Le Grotte del Matese
Geologicamente il Matese si individua facilmente nella sequenza appenninica per le sue particolari caratteristiche morfologiche. Da un basamento ellittico, esso si erge tra la valle del Volturno e quella del Biferno-Tammaro con pareti ripidissime e si suddivide in sommità, nel senso longitudinale, in due grandi dorsali separate da un solco centrale e di altezza sensibilmente diversa.

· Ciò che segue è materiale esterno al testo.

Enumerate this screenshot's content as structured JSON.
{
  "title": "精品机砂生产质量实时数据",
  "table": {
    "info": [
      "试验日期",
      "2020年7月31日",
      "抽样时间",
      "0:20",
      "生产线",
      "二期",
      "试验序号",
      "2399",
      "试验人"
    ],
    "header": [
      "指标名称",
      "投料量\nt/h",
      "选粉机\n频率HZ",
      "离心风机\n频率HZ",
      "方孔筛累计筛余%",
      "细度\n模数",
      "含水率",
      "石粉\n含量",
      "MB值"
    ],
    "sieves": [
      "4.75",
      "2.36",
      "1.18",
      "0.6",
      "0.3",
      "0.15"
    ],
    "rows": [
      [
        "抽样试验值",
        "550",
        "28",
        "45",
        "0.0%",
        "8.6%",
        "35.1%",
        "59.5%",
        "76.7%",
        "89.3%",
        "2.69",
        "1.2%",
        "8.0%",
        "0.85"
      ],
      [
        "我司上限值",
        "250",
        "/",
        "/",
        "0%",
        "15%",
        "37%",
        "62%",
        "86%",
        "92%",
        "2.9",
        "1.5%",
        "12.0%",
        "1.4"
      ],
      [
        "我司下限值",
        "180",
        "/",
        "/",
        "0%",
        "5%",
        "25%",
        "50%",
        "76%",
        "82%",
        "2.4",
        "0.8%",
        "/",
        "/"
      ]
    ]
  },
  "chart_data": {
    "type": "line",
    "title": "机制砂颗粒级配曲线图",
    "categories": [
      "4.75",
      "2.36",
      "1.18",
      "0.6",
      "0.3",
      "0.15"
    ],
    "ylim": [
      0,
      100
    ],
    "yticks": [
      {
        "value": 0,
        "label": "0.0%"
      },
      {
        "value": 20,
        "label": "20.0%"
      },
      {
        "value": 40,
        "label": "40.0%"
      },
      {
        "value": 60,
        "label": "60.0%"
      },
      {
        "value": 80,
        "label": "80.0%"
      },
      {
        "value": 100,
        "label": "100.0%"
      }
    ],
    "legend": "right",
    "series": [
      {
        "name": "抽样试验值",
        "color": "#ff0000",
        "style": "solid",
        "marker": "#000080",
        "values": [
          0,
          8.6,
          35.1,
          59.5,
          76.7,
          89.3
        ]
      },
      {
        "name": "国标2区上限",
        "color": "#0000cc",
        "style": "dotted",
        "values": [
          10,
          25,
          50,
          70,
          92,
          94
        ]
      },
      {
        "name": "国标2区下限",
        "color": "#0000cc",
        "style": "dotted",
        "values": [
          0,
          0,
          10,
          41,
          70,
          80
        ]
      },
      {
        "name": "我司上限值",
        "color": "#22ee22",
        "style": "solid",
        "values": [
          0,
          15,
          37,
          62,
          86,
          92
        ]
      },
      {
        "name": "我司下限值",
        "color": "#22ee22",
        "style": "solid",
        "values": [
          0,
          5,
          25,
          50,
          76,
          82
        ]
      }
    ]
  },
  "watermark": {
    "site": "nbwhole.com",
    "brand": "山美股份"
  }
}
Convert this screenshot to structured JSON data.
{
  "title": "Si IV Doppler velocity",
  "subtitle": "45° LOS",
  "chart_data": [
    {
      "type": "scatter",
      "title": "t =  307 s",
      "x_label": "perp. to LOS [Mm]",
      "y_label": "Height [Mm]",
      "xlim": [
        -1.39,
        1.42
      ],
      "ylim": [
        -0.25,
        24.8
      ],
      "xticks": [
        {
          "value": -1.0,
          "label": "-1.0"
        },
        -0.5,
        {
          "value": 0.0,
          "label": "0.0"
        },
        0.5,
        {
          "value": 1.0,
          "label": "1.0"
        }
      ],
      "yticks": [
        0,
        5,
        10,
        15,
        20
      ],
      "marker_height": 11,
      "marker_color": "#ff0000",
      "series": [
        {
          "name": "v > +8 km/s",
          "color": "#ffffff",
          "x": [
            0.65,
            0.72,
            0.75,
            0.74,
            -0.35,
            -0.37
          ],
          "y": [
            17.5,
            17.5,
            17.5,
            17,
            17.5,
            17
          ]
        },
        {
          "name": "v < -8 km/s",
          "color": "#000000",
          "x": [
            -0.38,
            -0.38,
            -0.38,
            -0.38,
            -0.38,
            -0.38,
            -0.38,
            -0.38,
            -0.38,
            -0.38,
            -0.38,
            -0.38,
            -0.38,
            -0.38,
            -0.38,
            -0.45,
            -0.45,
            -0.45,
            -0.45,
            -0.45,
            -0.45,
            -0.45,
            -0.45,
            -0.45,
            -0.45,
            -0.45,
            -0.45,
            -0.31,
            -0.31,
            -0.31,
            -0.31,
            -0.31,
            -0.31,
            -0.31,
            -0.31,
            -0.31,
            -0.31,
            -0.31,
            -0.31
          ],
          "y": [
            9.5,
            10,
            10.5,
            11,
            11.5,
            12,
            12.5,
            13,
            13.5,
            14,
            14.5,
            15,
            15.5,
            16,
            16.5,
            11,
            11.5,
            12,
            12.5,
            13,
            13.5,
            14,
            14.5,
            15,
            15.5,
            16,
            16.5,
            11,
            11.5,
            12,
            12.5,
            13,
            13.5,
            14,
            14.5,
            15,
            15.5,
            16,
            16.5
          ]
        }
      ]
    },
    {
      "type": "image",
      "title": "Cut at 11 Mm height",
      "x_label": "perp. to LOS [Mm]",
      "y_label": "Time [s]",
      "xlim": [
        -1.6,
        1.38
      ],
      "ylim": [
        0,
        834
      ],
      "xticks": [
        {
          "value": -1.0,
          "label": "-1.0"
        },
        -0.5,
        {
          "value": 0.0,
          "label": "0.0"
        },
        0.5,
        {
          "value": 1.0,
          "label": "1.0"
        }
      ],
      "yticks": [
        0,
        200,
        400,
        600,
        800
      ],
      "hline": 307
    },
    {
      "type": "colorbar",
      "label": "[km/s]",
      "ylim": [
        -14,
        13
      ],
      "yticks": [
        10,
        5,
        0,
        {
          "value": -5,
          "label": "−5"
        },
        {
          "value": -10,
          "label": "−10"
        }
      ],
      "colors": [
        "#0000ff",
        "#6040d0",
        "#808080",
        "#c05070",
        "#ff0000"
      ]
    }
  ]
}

La parete più importante è quella nord-orientale, che contiene le cime più alte: il Miletto (2.050 metri), il Gallinola (1922 metri) e il Mutria (1.822 metri). Il massiccio è parte integrante di un sistema calcareo, che continua a nord con i monti della Meta ed a sud con il monte Taburno ed il massiccio del Terminio
Tra i gioielli della natura presenti in questa zona non possono essere certo dimenticati: il “Bosco di Pietra”, una faggeta di alto fusto dove non di rado si sono svolti, nel corso dell’estate, concerti di musica classica e moderna; i numerosi fossili del periodo cretacico risalente a 65-130 milioni di anni fa, una testimonianza dell’indiscutibile valore geologico di tutta l’area del Matese; le splendide grotte del Fumo e delle Caiole; i suggestivi sentieri tracciati con la consueta professionalità dal Club Alpino Italiano.